The project also seeks to establish what other marine mammals occur in the Kikori Delta, and work with locals to develop a community-based management plan to enable long-term conservation of marine mammals in the Kikori region.

James Cook University researcher Dr Isabel Beasley said the Kikori Delta was the most remote region she had studied inshore dolphins at.

"Thankfully, ExxonMobil PNG has funded the project, which allows us to charter a live-aboard vessel to safely conduct surveys, and most importantly, engage numerous local PNG counterparts and students in the project," she said.

"The Kikori Delta is currently the only region in the Pacific Islands and West Papua where Orcaella heinsohni are found, so the population is considered a regional priority for research and conservation."

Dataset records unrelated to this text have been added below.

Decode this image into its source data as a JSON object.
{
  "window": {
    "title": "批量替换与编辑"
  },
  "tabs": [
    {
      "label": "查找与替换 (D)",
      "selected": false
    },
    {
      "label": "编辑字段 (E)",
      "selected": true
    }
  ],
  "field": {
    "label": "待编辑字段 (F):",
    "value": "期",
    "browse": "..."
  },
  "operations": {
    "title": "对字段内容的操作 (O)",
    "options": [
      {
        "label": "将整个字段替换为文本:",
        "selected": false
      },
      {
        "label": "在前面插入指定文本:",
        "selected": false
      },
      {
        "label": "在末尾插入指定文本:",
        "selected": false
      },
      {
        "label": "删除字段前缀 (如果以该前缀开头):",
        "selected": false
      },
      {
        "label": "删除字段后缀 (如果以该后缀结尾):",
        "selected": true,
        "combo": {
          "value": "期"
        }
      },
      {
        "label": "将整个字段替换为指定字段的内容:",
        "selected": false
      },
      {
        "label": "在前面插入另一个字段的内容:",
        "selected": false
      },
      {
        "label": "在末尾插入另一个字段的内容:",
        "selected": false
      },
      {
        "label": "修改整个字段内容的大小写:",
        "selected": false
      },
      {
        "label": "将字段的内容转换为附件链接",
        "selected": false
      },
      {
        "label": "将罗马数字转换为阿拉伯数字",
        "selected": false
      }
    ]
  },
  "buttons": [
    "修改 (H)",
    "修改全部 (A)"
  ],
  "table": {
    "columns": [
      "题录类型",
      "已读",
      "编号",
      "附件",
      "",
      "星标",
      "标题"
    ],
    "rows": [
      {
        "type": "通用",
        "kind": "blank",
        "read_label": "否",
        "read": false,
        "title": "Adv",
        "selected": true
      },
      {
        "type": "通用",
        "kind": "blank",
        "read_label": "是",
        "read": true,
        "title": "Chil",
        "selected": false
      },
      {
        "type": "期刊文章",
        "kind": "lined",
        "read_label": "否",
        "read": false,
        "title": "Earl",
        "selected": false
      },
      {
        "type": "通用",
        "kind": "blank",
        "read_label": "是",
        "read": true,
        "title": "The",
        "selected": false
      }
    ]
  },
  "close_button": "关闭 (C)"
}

UPNG registrar Jennifer Popat said the scientific knowledge concerning the particular species of dolphins would remain incomplete without the support of ExxonMobil PNG for the Honours and Masters scholarships.

EMPNG managing director Andrew Barry said investing in these types of research programs was ExxonMobil's long-term approach to preserving PNG's "unique environment" for future generations.

"In addition to the important information gained on inshore dolphins, the partnership with JCU and UPNG is helping young Papua New Guineans to build research and development skills, which are important for the preservation of the unique biodiversity of this country," Barry said.